Monthly Cash Flow: $2,500 Rent vs $1,600 Mortgage
A rental property at $2,500 per month with a $1,600 mortgage and $500 in monthly expenses yields approximately $280 per month in cash flow.
How to use this tool
- Enter the gross monthly rent at full occupancy.
- Set a realistic vacancy and credit-loss percentage.
- Add any other monthly income (parking, laundry, fees).
- Enter monthly operating expenses, including reserves, EXCLUDING the mortgage.
- Enter the monthly mortgage payment (principal + interest) and read the cash flow.
Calculate net monthly cash flow on a $2,500 per month rental property with a $1,600 monthly mortgage and $500 in operating expenses.

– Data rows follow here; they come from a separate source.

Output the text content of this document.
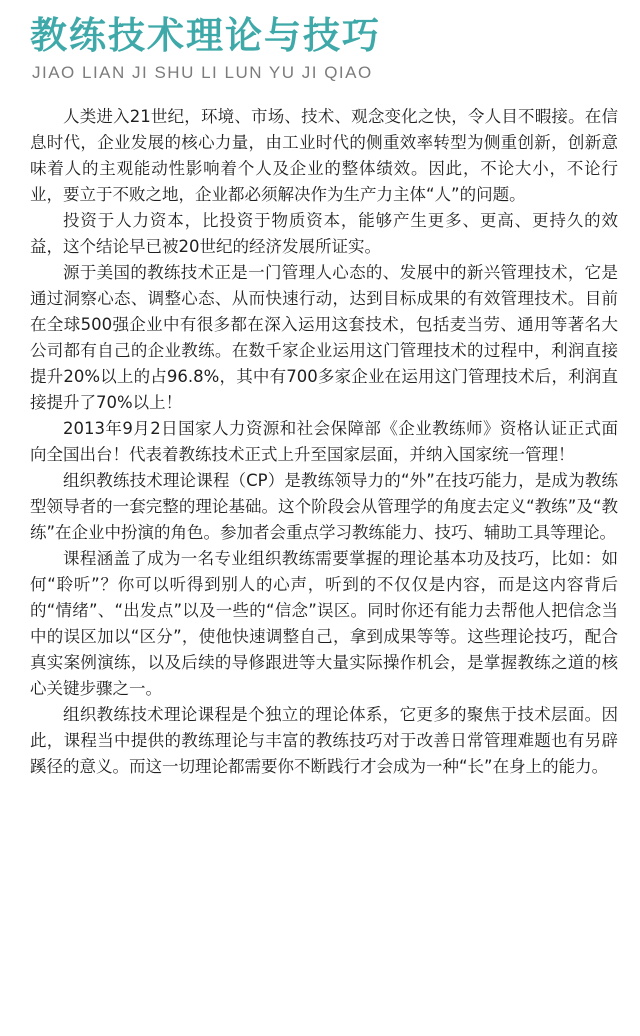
教练技术理论与技巧
JIAO LIAN JI SHU LI LUN YU JI QIAO

人类进入21世纪，环境、市场、技术、观念变化之快，令人目不暇接。在信息时代，企业发展的核心力量，由工业时代的侧重效率转型为侧重创新，创新意味着人的主观能动性影响着个人及企业的整体绩效。因此，不论大小，不论行业，要立于不败之地，企业都必须解决作为生产力主体“人”的问题。

投资于人力资本，比投资于物质资本，能够产生更多、更高、更持久的效益，这个结论早已被20世纪的经济发展所证实。

源于美国的教练技术正是一门管理人心态的、发展中的新兴管理技术，它是通过洞察心态、调整心态、从而快速行动，达到目标成果的有效管理技术。目前在全球500强企业中有很多都在深入运用这套技术，包括麦当劳、通用等著名大公司都有自己的企业教练。在数千家企业运用这门管理技术的过程中，利润直接提升20%以上的占96.8%，其中有700多家企业在运用这门管理技术后，利润直接提升了70%以上！

2013年9月2日国家人力资源和社会保障部《企业教练师》资格认证正式面向全国出台！代表着教练技术正式上升至国家层面，并纳入国家统一管理！

组织教练技术理论课程（CP）是教练领导力的“外”在技巧能力，是成为教练型领导者的一套完整的理论基础。这个阶段会从管理学的角度去定义“教练”及“教练”在企业中扮演的角色。参加者会重点学习教练能力、技巧、辅助工具等理论。

课程涵盖了成为一名专业组织教练需要掌握的理论基本功及技巧，比如：如何“聆听”？你可以听得到别人的心声，听到的不仅仅是内容，而是这内容背后的“情绪”、“出发点”以及一些的“信念”误区。同时你还有能力去帮他人把信念当中的误区加以“区分”，使他快速调整自己，拿到成果等等。这些理论技巧，配合真实案例演练，以及后续的导修跟进等大量实际操作机会，是掌握教练之道的核心关键步骤之一。

组织教练技术理论课程是个独立的理论体系，它更多的聚焦于技术层面。因此，课程当中提供的教练理论与丰富的教练技巧对于改善日常管理难题也有另辟蹊径的意义。而这一切理论都需要你不断践行才会成为一种“长”在身上的能力。
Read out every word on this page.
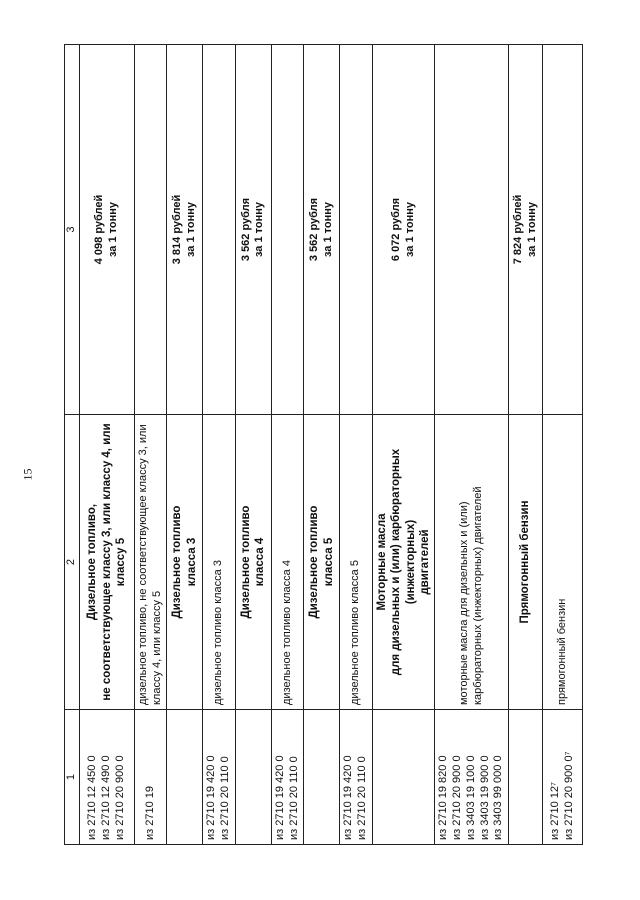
15
1	2	3

из 2710 12 450 0 из 2710 12 490 0 из 2710 20 900 0	Дизельное топливо, не соответствующее классу 3, или классу 4, или классу 5	4 098 рублей за 1 тонну

из 2710 19	дизельное топливо, не соответствующее классу 3, или классу 4, или классу 5	

	Дизельное топливо класса 3	3 814 рублей за 1 тонну

из 2710 19 420 0 из 2710 20 110 0	дизельное топливо класса 3	

	Дизельное топливо класса 4	3 562 рубля за 1 тонну

из 2710 19 420 0 из 2710 20 110 0	дизельное топливо класса 4	

	Дизельное топливо класса 5	3 562 рубля за 1 тонну

из 2710 19 420 0 из 2710 20 110 0	дизельное топливо класса 5	

	Моторные масла для дизельных и (или) карбюраторных (инжекторных) двигателей	6 072 рубля за 1 тонну

из 2710 19 820 0 из 2710 20 900 0 из 3403 19 100 0 из 3403 19 900 0 из 3403 99 000 0	моторные масла для дизельных и (или) карбюраторных (инжекторных) двигателей	

	Прямогонный бензин	7 824 рублей за 1 тонну

из 2710 12⁷ из 2710 20 900 0⁷	прямогонный бензин	
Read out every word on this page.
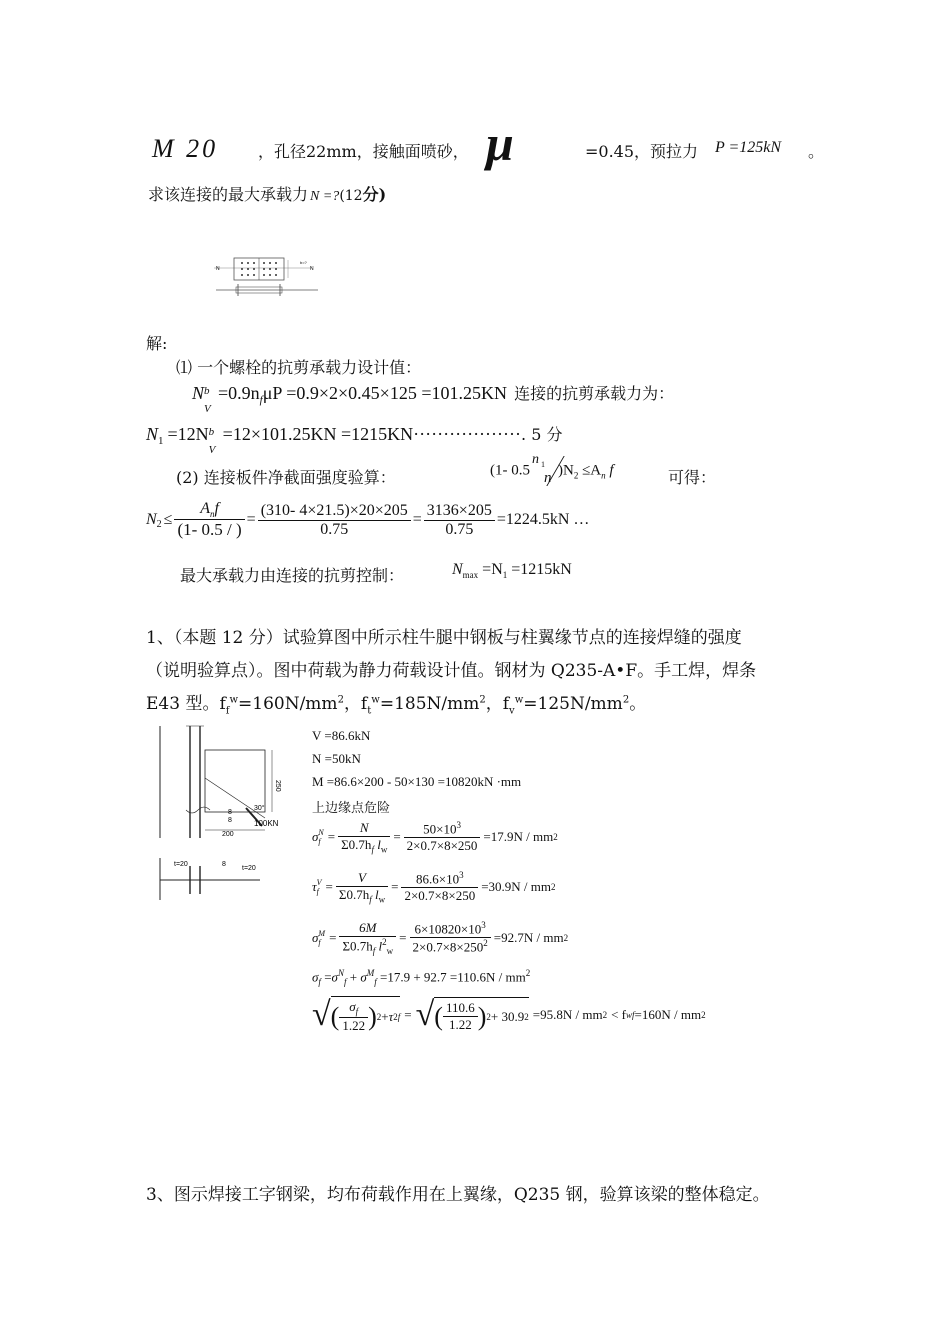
M 20 ，孔径22mm，接触面喷砂， μ	=0.45，预拉力 P =125kN 。
求该连接的最大承载力 N =?(12分)
N	N
b=?
解:
⑴ 一个螺栓的抗剪承载力设计值：
N b
V
$=0.9n_f\mu P =0.9\times 2\times 0.45\times 125 =101.25KN$ 连接的抗剪承载力为：
$N_1 =12N$ b
V
=12×101.25KN =1215KN··················. 5 分
(2) 连接板件净截面强度验算：	(1- 0.5
n 1
n )$N_2 \le A_n$ f	可得：
$N_2 \le \frac{A_nf}{(1- 0.5 / )} = \frac{(310- 4\times 21.5)\times 20\times 205}{0.75} = \frac{3136\times 205}{0.75} =1224.5kN$ …
最大承载力由连接的抗剪控制：	$N_{max} =N_1 =1215kN$
1、（本题 12 分）试验算图中所示柱牛腿中钢板与柱翼缘节点的连接焊缝的强度
（说明验算点）。图中荷载为静力荷载设计值。钢材为 Q235-A•F。手工焊，焊条
E43 型。$f_f^w=160N/mm^2$，$f_t^w=185N/mm^2$，$f_v^w=125N/mm^2$。
100KN
30°
250
200
8
8
t=20
t=20
8
V =86.6kN
N =50kN
M =86.6×200 - 50×130 =10820kN ·mm
上边缘点危险
σ N
$f = \frac{N}{\Sigma 0.7h_f l_w} = \frac{50\times 10^3}{2\times 0.7\times 8\times 250} =17.9N$ / mm 2
τ V
$f = \frac{V}{\Sigma 0.7h_f l_w} = \frac{86.6\times 10^3}{2\times 0.7\times 8\times 250} =30.9N$ / mm 2
σ M
$f = \frac{6M}{\Sigma 0.7h_f l^2_w} = \frac{6\times 10820\times 10^3}{2\times 0.7\times 8\times 250^2} =92.7N$ / mm 2
$\sigma_f =\sigma^N_f + \sigma^M_f =17.9 + 92.7 =110.6N / mm^2$
√ ( $\frac{\sigma_f}{1.22}$ ) 2 + τ 2 f = √ ( $\frac{110.6}{1.22}$ ) 2 + 30.9 2 =95.8N / mm 2 < f w f =160N / mm 2
3、图示焊接工字钢梁，均布荷载作用在上翼缘，Q235 钢，验算该梁的整体稳定。
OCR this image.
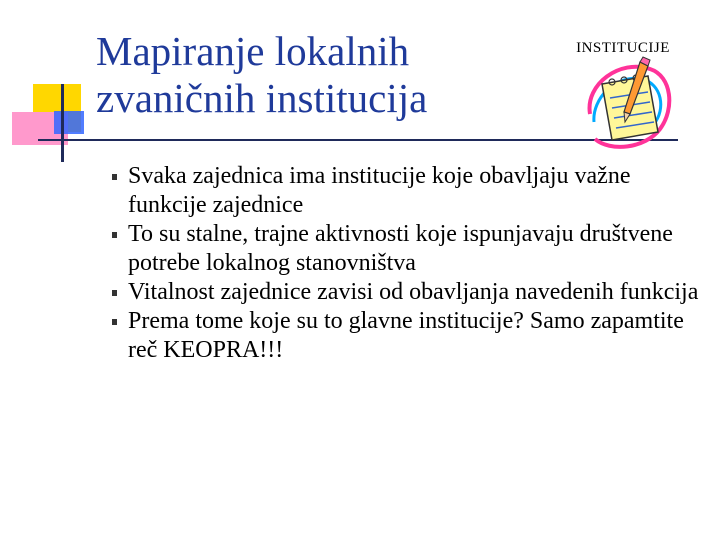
Mapiranje lokalnih
zvaničnih institucija
INSTITUCIJE
Svaka zajednica ima institucije koje obavljaju važne funkcije zajednice
To su stalne, trajne aktivnosti koje ispunjavaju društvene potrebe lokalnog stanovništva
Vitalnost zajednice zavisi od obavljanja navedenih funkcija
Prema tome koje su to glavne institucije? Samo zapamtite reč KEOPRA!!!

Frequently asked questions
- What counts as good cash flow?
- Many investors look for at least $100-$200 of positive monthly cash flow per unit after all expenses and reserves, though targets vary widely by market and strategy. The key is that the number is positive after honest, fully-loaded expenses.
- Should I include property management and reserves?
- Yes. Even if you self-manage today, budget for management and for capital reserves so the analysis survives a vacancy, a turnover, or a major repair. Omitting them is the top cause of surprise negative cash flow.
- Is cash flow the same as profit?
- Not exactly. Cash flow is the actual money in and out. Accounting profit also reflects depreciation and other non-cash items. For a buy-and-hold investor, monthly cash flow is usually the more practical figure.